Past and future are a state of mind. They only exist as a wraith of colours and sounds wrapped in a thick haze. But they can be no less real than the feeling of someone else’s skin underneath your fingertips. It’s where time and senses fade and intertwine that this album finds its rationale.
Donald Glover is an elusive and wondrous artist. He doesn’t like definitions or boundaries. His place is always where ease and discomfort cross paths. His mind wanders in the deepest and darkest vortexes of alienation, but his heart is not scared of re-emerging from it in the most dazzling light. He is a post-modernist, a hyper-artist, whose universe is as diverse as the potential of his imagination. Being a writer, an actor, a musician, is all part of the same creative experience, because art, in all its forms, is for him a way to approach and explain life, in all its forms. His mind embraces the human history as well as his own, and that is why this album represents a double journey into his psyche and into mankind’s, a hallucinated and yet perfectly clear trip into obscurity.
The musical career of Childish Gambino was always marked by a deeply confessional attitude, a sort of hyper-realistic need to explore his own personal experience in order to overcome a strong sense of alienation. This insisting call for a place in the world is what drove him to fight for his individuality rather than try to fit in, as his latest ‘holistic’ project, Pharos, witnesses: a camping site in the desert of Joshua Tree, where he introduced his new music and his critically acclaimed tv show, Atlanta, to the fans, a place where people could feel like they belonged to, a home. The whole experience was meant to be represent an oasis of introspection and distance from a world of “ephemeral contents”: “a rational, progressive and spiritually fulfilling global pantheism can be reached without disregard for our process of change: evolution”.
Spirituality plays in fact a tremendous role also in this record, as expression of “the infinite”, which extends to Glover from “the Periodic Table” to “pyramids and shit, where it’s, ‘Well, that really took some foresight.’ That’s the spirituality of just existence. Or just earth. How well it works”. Such a concept was inspired by Mmanwu, traditional Nigerian masquerades performed by male members of the tribe, which embodied the living dead: during his shows Childish Gambino wore a yellow grass skirt and yellow furry booties, and danced with his face and chest painted in iridescent streaks. An extremely startling ritual where life and death are on display.

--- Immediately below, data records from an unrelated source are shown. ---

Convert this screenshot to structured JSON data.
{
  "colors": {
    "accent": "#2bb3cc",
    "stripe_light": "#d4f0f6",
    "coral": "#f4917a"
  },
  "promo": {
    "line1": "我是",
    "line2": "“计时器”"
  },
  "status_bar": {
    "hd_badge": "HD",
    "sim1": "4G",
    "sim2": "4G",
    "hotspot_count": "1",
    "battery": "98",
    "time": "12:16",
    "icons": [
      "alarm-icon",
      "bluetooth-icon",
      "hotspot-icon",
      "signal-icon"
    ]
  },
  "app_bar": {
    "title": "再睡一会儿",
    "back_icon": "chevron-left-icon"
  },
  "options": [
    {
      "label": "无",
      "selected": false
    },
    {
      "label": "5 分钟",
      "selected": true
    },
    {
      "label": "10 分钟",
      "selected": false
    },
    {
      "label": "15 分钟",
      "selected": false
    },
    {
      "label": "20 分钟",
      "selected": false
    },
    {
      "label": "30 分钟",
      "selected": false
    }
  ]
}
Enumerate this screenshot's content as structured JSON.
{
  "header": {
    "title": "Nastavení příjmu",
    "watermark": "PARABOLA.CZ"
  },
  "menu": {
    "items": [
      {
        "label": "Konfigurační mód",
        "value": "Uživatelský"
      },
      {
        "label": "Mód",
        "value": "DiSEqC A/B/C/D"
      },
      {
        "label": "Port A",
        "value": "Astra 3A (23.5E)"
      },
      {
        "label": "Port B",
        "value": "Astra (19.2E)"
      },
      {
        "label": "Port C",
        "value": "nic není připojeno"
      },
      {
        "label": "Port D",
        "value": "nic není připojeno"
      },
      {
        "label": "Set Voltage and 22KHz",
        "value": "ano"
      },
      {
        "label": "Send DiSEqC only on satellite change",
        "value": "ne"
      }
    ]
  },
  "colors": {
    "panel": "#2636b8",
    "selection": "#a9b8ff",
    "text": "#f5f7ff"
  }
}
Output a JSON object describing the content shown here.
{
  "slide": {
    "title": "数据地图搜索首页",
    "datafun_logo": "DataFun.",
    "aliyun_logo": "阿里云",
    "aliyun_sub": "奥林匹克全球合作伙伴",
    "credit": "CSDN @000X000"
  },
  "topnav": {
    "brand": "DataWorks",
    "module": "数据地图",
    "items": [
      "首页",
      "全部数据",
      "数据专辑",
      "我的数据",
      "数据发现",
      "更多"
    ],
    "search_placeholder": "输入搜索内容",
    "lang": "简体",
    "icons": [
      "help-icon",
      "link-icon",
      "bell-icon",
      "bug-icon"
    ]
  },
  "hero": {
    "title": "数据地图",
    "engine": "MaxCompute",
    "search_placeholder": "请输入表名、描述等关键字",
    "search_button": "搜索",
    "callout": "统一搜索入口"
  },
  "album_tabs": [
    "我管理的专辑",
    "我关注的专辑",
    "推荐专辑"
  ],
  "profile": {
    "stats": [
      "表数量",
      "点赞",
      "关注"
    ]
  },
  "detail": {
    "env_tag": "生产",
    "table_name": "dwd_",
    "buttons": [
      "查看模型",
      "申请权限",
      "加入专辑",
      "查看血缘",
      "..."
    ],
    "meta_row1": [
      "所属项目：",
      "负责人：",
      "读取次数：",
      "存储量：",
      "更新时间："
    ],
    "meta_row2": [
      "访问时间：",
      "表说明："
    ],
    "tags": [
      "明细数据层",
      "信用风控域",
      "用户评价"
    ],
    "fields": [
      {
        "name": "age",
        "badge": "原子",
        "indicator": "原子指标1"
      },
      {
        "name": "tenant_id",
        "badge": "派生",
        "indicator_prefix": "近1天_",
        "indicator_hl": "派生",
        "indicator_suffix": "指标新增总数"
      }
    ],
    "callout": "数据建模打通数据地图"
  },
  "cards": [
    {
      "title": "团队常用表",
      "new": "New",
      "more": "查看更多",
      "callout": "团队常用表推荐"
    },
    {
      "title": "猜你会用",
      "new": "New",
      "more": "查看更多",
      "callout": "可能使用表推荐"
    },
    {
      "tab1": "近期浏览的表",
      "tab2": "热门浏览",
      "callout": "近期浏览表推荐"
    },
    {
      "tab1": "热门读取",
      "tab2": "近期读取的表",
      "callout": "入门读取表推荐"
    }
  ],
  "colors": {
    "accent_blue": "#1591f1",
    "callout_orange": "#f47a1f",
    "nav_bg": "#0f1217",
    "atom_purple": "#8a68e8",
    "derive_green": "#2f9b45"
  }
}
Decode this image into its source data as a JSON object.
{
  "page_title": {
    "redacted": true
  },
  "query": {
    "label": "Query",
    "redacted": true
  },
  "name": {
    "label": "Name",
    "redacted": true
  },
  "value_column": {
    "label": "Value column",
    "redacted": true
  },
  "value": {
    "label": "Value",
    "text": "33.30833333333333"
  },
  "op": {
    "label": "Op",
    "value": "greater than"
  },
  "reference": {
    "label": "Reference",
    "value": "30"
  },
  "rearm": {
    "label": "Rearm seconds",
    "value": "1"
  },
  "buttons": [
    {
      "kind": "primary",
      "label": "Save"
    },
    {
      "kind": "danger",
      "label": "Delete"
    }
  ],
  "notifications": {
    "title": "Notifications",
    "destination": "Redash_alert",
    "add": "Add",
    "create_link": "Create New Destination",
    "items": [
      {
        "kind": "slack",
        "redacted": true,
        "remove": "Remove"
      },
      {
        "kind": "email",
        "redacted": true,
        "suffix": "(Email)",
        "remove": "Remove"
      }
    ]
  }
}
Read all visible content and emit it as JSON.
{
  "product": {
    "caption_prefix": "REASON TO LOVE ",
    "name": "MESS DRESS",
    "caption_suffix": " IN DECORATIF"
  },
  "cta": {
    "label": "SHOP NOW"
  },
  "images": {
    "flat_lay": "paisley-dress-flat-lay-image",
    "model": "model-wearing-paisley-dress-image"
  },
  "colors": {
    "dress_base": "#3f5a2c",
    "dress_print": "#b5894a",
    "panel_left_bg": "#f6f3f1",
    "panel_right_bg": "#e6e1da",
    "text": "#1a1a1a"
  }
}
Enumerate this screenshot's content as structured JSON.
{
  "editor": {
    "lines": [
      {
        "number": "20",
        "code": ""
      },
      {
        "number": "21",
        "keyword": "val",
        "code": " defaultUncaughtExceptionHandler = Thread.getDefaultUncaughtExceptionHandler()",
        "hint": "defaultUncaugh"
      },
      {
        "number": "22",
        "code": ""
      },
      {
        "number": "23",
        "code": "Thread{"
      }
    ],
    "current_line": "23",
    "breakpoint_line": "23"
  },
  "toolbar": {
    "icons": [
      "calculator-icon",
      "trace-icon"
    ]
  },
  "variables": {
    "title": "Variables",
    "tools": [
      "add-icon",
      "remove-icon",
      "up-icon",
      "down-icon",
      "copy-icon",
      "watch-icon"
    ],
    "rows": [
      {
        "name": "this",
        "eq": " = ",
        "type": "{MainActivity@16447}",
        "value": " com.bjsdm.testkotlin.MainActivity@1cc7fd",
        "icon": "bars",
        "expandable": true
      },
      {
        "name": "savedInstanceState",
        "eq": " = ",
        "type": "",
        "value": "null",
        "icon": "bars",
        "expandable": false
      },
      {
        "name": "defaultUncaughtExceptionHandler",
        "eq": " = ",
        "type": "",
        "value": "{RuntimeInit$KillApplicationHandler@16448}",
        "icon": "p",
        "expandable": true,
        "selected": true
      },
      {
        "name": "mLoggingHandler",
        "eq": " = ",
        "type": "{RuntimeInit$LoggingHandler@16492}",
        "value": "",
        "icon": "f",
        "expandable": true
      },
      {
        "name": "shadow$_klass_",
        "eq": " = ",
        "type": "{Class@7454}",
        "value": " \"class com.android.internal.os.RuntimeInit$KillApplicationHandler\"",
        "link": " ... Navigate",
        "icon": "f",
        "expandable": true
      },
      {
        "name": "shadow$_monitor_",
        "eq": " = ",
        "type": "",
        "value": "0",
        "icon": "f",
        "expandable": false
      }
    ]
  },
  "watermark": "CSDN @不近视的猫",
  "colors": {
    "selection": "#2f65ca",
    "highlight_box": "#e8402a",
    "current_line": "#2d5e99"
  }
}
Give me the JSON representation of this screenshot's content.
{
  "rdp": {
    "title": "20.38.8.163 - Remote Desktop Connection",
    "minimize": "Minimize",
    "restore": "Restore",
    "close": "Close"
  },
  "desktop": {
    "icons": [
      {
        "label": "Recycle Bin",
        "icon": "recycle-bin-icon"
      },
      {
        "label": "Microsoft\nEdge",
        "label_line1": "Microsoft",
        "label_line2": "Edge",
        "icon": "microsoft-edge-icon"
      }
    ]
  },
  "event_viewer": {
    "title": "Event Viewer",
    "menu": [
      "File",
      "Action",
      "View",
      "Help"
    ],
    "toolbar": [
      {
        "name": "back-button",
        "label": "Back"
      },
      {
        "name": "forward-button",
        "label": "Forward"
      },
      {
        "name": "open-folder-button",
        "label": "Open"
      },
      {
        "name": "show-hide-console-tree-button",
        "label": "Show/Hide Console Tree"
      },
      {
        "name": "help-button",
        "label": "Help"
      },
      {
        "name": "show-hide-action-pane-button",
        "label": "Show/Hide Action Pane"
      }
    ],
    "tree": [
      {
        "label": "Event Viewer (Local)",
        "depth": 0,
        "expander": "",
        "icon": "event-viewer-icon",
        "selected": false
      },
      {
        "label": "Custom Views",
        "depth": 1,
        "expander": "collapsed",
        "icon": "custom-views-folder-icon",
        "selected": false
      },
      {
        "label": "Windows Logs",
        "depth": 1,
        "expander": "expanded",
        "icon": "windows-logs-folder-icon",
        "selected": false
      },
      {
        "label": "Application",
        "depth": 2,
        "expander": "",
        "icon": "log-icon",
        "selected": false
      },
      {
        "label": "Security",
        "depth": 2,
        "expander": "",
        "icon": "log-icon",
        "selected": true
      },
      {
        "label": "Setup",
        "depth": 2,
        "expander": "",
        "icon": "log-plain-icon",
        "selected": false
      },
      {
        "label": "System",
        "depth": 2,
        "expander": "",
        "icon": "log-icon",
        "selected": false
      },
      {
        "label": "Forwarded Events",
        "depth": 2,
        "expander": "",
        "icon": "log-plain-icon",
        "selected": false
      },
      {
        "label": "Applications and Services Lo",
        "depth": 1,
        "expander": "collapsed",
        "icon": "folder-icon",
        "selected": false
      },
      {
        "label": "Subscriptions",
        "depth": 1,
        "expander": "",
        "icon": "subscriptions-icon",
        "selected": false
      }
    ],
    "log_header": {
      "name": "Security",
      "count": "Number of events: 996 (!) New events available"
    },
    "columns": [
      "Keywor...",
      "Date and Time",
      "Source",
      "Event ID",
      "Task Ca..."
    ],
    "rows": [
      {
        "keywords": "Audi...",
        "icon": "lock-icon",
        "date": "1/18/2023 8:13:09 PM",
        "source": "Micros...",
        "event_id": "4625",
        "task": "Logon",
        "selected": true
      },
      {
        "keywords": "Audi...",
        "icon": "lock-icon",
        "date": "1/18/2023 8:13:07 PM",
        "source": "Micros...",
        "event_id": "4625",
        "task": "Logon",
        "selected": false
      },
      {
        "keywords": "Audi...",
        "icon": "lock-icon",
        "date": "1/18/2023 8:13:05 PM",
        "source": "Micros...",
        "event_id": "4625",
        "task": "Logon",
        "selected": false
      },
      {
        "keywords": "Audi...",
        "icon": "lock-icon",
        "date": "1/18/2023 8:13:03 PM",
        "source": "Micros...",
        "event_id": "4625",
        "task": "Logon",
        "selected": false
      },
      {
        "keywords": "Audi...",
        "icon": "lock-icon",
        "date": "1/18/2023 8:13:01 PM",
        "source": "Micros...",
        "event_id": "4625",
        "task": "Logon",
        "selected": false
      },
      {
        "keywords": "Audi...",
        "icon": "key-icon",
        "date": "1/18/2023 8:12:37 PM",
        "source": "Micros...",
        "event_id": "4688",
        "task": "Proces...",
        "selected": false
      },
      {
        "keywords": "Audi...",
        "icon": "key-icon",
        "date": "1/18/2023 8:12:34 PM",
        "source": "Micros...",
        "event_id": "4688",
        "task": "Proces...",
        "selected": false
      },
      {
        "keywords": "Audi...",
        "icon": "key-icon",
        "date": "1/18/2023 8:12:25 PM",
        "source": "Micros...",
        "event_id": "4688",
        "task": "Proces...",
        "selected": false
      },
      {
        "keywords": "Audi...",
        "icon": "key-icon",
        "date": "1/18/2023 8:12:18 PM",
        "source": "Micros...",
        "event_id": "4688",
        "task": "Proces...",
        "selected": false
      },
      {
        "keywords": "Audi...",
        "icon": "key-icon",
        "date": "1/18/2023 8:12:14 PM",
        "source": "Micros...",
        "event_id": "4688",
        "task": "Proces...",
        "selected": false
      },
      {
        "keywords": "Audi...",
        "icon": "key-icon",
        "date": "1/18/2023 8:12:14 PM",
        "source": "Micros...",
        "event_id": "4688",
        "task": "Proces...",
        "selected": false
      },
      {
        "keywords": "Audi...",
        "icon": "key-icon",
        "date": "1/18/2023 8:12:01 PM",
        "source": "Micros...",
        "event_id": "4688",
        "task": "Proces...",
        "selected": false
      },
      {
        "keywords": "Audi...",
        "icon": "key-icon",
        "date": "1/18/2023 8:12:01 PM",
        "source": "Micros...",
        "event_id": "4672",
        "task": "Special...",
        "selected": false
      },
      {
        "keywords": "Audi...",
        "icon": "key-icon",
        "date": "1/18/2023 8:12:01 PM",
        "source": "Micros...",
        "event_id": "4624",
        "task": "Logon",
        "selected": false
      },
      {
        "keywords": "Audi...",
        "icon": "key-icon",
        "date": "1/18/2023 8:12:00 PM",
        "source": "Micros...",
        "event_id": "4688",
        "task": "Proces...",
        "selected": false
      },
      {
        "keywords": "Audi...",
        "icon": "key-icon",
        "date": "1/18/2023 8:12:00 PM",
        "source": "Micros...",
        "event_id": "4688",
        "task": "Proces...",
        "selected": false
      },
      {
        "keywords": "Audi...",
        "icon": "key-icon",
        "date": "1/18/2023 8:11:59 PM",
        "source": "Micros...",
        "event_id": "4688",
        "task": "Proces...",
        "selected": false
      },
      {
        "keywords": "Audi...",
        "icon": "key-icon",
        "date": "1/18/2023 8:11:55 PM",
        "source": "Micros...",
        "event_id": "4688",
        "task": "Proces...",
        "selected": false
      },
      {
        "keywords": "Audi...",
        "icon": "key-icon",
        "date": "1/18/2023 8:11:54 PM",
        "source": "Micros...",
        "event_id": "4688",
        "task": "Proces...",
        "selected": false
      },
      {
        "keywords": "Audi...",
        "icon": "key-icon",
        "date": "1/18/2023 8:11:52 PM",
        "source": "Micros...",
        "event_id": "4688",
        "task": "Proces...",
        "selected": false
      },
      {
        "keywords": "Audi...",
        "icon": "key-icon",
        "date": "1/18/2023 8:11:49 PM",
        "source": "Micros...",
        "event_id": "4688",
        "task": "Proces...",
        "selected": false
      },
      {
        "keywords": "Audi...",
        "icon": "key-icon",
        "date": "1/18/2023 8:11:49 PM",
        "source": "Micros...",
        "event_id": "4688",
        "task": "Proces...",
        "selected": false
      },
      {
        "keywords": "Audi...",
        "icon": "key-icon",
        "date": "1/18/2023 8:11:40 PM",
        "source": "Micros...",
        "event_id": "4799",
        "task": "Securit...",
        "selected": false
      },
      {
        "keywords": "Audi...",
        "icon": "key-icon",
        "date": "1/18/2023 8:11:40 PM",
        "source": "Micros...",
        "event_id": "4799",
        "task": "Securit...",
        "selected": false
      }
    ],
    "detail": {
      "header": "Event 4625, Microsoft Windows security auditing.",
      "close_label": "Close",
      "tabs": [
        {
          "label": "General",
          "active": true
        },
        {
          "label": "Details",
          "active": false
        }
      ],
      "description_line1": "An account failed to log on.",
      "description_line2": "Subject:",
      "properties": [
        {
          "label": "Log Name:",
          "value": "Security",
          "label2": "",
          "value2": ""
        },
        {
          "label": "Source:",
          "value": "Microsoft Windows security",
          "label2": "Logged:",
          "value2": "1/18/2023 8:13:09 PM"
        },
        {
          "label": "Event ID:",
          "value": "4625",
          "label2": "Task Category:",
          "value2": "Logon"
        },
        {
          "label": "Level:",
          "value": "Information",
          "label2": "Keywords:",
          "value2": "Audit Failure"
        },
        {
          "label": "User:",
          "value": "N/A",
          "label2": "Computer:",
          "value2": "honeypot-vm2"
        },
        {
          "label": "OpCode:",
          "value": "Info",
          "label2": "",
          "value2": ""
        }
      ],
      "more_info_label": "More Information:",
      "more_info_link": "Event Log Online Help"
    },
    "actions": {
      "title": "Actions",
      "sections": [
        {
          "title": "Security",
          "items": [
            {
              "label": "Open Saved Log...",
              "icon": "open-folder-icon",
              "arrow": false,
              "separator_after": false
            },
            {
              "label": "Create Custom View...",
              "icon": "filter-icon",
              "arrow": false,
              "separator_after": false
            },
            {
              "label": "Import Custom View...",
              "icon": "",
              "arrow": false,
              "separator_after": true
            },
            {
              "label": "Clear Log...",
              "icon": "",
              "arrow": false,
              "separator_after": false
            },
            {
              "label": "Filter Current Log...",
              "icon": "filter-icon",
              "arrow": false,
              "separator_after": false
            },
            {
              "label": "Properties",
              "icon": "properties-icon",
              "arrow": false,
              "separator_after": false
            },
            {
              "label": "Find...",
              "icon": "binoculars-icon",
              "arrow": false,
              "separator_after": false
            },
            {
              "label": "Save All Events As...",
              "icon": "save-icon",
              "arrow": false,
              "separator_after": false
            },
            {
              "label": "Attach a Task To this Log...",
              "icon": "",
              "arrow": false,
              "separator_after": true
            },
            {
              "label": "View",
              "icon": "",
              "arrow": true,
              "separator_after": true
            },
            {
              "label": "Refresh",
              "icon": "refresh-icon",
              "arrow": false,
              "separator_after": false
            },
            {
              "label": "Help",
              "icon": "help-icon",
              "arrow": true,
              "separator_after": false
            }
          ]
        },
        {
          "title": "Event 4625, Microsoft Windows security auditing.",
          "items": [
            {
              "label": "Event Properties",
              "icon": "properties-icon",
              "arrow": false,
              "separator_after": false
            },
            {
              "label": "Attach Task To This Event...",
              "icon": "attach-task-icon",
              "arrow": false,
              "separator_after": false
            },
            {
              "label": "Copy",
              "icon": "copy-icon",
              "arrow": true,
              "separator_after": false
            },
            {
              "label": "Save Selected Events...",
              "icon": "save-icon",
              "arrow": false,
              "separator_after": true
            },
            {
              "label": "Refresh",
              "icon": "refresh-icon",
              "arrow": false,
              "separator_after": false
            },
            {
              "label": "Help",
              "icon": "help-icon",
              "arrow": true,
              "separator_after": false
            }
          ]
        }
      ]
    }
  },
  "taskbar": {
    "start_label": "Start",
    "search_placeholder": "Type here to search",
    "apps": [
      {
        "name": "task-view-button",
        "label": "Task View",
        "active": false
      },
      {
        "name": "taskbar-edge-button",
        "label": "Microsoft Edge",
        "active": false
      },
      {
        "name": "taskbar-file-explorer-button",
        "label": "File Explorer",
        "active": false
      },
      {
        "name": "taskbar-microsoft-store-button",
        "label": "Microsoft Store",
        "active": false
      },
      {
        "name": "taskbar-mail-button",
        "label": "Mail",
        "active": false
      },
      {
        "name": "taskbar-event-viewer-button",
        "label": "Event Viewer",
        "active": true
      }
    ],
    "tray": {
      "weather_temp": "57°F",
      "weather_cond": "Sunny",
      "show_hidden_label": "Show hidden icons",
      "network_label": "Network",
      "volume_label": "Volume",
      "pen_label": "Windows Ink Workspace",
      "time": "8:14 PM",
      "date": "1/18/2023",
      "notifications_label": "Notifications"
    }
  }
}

The record is indeed permeated with violent sensuality and terror, frail whispers and dreadful screams, all mingled in a choral chant. And choruses are also essential: Childish Gambino’s voice raises amongst those of many others, as his music is both his and everyone else’s.
This wider dimension, this community he finally rests himself into, is a present and a past one: the parallel with the ‘70s, that is mostly apparent in the groovy sound that pervade the record, is important, because back then “it felt like people were trying to get out of their minds, with all the things that were happening — and that are happening right now. How do you start a global revolution, really? Is that possible with the systems we’ve set up? There’s something about that ’70s black music that felt like they were trying to start a revolution”. A revolution is something that brings people together, is something above personalisms, is something that feels universal to those who are part of it. This is what this album intends to be, a call for feelings, a call for love, in all its forms, the most delicate (those of fatherhood) and the most violent (jealousy and frenzy). The inspiration itself is extremely emotional: “I remember listening to songs my dad would play — albums by the Isleys or Funkadelic — and not understanding the feeling I was feeling. I remember hearing a Funkadelic scream and being like, ‘Wow, that’s sexual and it’s scary.’ Not having a name for that, though; just having a feeling. That’s what made it great”.
With all that’s happening nowadays, both in the wider global context and within the black community, it feels like people are experiencing an in-between phase, a moment of change that thrills though leaving us a profound sense of uncertainty and fear. And Donald Glover is not afraid of feeling scared, nor wants he to make us feel safe: he keeps us on the edge, he challenges us, he flips our perceptions and certainties. He’s able to connect past and present through Pindaric flights that are evocative and resonant, but also need courage to be accepted. That is the only way to doubt ourselves and make some real change.
With this album Childish Gambino finally finds his own voice within the crowd, as a leader and as a misfit, and asks us to allow ourselves to feel like individuals, to feel like we belong to something bigger, to just feel.
In this weave of emotional awakening microcosm and macrocosm are one, just as past and future.